101 Millionen Gallonen Wasser. Um sich eine Vorstellung der Dimension zu machen, stand auf einer Tafel: Damit könnte jeder Einwohner von Orlando und Umgebung jeden Tag 50 Gallonen Wasser verbrauchen (Erinnerung: 1 Gallone = um die 3,8 Liter, wodurch die Zahl noch unvorstellbarer wird).

Langnasenhecht

Langnasenhecht

Die Blue Spring speist den St. Johns River. Die Quelle selbst hat bis kurz hinter die Badestelle, die ein Stück weiter unten liegt, glasklares Wasser, wenn nicht die vielen Badenden alles aufgewühlt haben. An einer Stelle wird das Wasser plötzlich braun, wie der Rest des Flusses. Ab dort tummeln sich die Alligatoren. Zwei Tage hielten wir uns im Blue Spring State Park auf und an beiden Tagen beobachteten wir Manatees, die sogar manchmal trotz des Betriebes dort bis in den Badebereich kommen. Am ersten Tag schnorchelten wir von der Badestelle bis zur Hauptquelle, was auf Grund der Strömung nicht ganz ohne ist. Große Langnasenhechte halten sich in Scharen in dem Flussarm auf. Dazu findet man Forellen, Welse, Barsche und andere Fischarten.

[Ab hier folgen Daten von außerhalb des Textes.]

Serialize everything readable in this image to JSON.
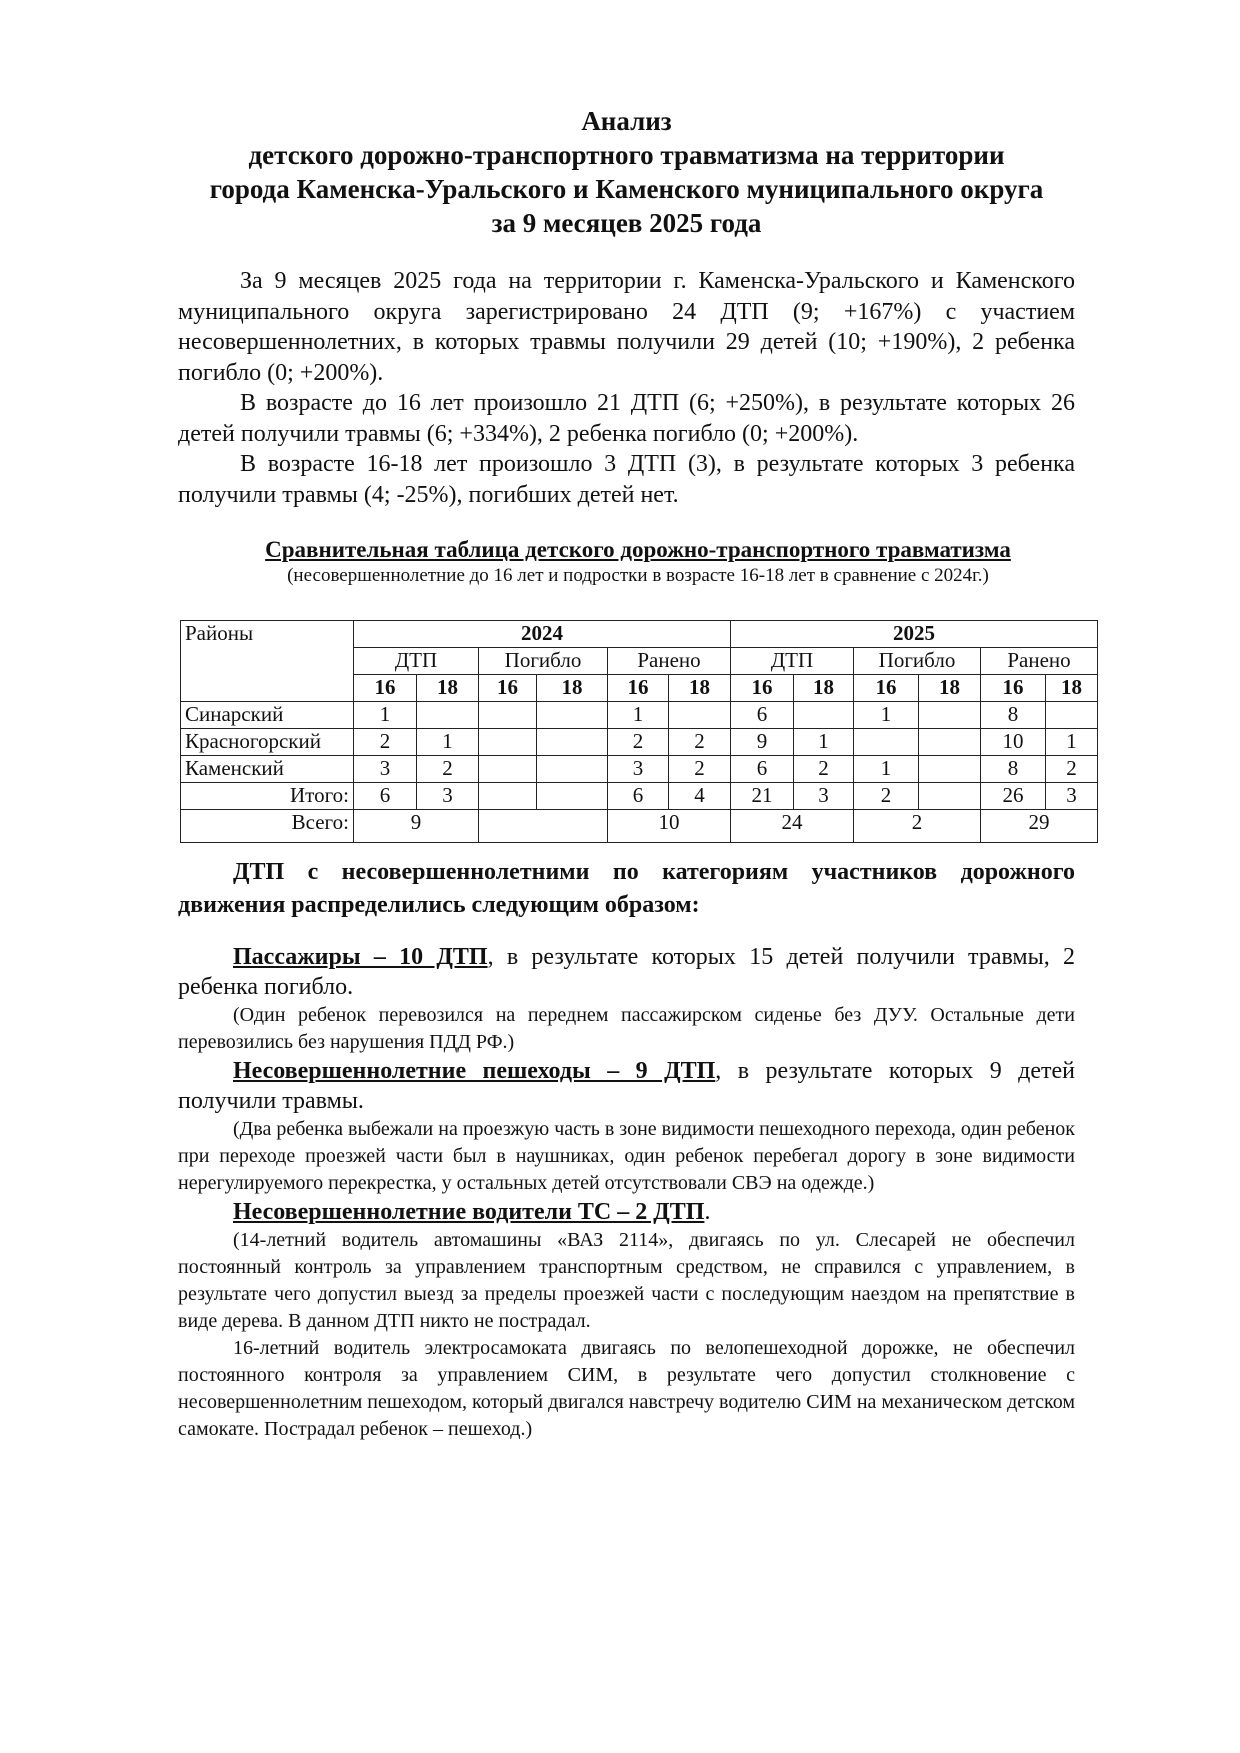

Manatee - Westindische Seekuh

Manatee – Westindische Seekuh

Am zweiten Tag liehen wir uns ein Kanu aus und paddelten ein bisschen den Fluss und seine Nebenarme hoch und runter. Dabei entdeckten wir weitere Alligatoren, Schildkröten, viele von den „Schlangenhalstauchern“, ich weiß nicht, wie die heißen, und die Gruppe Manatees, die wir am Tag zuvor im Quellbereich gesehen haben.
Im Quellbereich hielten sich dann auch noch eine Manateemutter mit Kalb auf, die so nah an unser Kanu kamen, dass wir sie berühren konnten. Sie wollten gestreichelt werden, aber das gibt Ärger mit der Parkverwaltung. Gucken, aber nicht anfassen ist das Motto in den State Parks.

Korallenschlange

Korallenschlange

Am Morgen vor 8 Uhr und abends ab 18 Uhr ist man dann fast alleine am und im Wasser, welches ständig eine Temperatur von 22°C hat. Dann kann man auch schon einmal eine Rehfamilie am gegenüberliegenden Ufer äßen sehen. Bei einem der Spaziergänge durch den Park lief uns sogar noch eine Korallenschlange über den Weg, diese schöne schwarz-gelb-rot gebänderte Schlange. Da es so viele verschiedene Arten dieser Schlange gibt, kann ich im Moment nicht sagen, ob es sich bei unserer Schlange um eine giftige Form handelt. Während wir versuchten, ein Foto von der Schlange zu bekommen, lauerte über unseren Köpfen eine riesige Goldene Seidenspinne, mehr als eineinhalbmal so groß als die, die wir bisher gesehen haben. Sie hatte ihr Netz hoch oben quer über den Weg gespannt und saß direkt in Wegmitte.Das waren noch einmal richtig schöne zwei Tage. Ach ja, von Mitte November bis Mitte März ist das Schwimmen und Schnorcheln in der Quelle verboten. Dann gehört dieses Gebiet allein den Manatees, die in dem warmen Wasser überwintern. Eine Temperatur unter 18,8°C vertragen die Manatees nicht. Da ist die Quelle ihr einziges Rückzugsgebiet.